Appendixes | Appendixes | Estimate Statements and the Estimate Builder

Estimate Statements and the Estimate Builder
Every fixed effect that you specify in the model is assigned a certain number of algebraic parameters in the linear model. The number of parameters for each effect is determined by the number of levels of each of the class variables in the effect. By clicking the + and - buttons, you assign coefficients to these algebraic parameters. For example, by clicking + for one treatment level and - for a control level, you create a difference between these two particular parameters.
All of the coefficients within an effect for which + is clicked are averaged, so the assigned coefficients sum to one. In this way you can construct differences of averages. For estimates of differences, the intercept coefficient should be left at 0. You can also construct estimates of means, for which the intercept coefficient is typically 1. The scientific null hypothesis tested is that the sum of all nonzero coefficients times their corresponding algebraic parameters equals zero.
When the coefficients in the boxes are as you desire, click Create an Estimate Statement Below to construct a single SAS ESTIMATE statement in the text box. Click Clear Entries Above to reset all coefficients to zero in order to start building another Estimate statement. You can also delete or edit the statements directly in the text box. In this way you can construct an arbitrary number of simple or complex hypothesis tests.

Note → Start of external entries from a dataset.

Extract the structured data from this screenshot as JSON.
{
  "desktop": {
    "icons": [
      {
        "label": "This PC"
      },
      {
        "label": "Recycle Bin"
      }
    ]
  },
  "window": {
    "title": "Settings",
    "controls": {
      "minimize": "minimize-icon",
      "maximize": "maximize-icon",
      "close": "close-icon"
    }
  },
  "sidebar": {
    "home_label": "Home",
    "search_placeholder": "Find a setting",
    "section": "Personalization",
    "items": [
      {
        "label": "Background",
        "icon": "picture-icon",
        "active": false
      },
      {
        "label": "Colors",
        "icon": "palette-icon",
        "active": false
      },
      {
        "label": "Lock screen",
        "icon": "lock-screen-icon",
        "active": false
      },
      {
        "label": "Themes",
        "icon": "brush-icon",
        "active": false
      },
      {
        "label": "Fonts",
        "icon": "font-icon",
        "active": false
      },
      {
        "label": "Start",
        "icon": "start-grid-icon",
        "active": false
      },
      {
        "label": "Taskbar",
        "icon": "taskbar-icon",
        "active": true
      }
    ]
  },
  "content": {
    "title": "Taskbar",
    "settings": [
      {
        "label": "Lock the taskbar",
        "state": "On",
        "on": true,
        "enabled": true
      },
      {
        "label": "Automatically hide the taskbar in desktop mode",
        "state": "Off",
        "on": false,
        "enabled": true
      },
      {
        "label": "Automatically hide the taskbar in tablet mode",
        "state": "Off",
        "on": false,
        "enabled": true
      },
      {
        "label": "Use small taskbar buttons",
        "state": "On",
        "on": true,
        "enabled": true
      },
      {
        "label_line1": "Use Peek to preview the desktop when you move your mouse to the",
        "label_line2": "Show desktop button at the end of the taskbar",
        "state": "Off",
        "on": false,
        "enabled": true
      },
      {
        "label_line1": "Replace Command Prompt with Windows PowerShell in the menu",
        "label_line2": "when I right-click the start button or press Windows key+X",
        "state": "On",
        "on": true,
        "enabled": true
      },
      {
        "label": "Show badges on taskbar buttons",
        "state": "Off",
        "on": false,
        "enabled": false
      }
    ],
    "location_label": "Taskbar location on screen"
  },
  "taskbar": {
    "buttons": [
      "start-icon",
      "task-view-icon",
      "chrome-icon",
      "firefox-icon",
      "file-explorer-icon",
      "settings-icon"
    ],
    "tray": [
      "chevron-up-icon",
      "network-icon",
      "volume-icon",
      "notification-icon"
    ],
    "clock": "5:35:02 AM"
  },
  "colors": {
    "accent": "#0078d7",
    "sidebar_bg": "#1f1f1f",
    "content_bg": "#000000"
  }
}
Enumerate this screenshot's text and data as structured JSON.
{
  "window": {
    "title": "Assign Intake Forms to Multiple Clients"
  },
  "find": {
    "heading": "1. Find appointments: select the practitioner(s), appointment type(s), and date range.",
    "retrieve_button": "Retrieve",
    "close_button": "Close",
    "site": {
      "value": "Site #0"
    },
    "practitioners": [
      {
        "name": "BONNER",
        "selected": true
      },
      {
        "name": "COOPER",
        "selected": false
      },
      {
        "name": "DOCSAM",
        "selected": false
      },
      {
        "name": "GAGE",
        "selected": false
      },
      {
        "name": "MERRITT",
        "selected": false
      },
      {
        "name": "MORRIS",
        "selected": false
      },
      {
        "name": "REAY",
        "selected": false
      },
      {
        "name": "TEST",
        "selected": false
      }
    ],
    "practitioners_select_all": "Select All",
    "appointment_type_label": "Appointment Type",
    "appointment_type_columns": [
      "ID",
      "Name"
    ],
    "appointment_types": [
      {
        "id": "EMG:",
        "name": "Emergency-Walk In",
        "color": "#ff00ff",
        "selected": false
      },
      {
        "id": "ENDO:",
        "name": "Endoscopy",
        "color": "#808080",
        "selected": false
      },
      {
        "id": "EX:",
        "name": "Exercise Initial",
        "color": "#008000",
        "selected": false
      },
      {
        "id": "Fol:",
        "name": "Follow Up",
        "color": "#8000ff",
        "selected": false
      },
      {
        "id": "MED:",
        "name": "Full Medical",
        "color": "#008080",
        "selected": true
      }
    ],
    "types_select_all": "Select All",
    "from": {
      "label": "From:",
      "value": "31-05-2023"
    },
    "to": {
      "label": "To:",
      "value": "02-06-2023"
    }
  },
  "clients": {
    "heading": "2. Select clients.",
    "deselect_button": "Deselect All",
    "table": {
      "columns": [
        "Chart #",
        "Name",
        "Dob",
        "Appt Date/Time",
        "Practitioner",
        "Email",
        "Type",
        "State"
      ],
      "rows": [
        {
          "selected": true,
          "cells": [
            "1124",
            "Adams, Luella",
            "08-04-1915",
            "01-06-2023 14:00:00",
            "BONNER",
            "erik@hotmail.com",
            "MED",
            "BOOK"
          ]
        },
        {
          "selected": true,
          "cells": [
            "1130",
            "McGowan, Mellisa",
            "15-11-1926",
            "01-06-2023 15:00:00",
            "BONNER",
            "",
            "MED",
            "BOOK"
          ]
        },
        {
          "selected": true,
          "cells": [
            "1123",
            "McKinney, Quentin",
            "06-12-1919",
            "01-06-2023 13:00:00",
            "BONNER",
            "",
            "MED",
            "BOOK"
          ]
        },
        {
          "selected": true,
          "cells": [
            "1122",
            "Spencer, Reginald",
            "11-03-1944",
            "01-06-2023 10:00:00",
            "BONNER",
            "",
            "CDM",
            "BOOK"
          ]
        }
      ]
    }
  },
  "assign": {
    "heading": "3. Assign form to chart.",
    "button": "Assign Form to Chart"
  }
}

When finished, click Save Estimate Statements to Output File in order to save all of the statements to the output file. This file can then be used as input in the ANOVA or Mixed Model Analysis analytical processes. Make sure the Class Variables and Fixed Effects are specified in exactly the same order in both the Estimate Builder initial dialog and in ANOVA or Mixed Model Analysis, otherwise the order of the coefficients can be incorrect.
Note there is the possibility that the linear combination that you specify is not estimable. This is more likely with higher order factorial designs, unbalanced designs, and missing data. In this case the output can and usually does contain missing values. Refer to the SAS PROC MIXED documentation for additional details about ESTIMATE statements and estimability.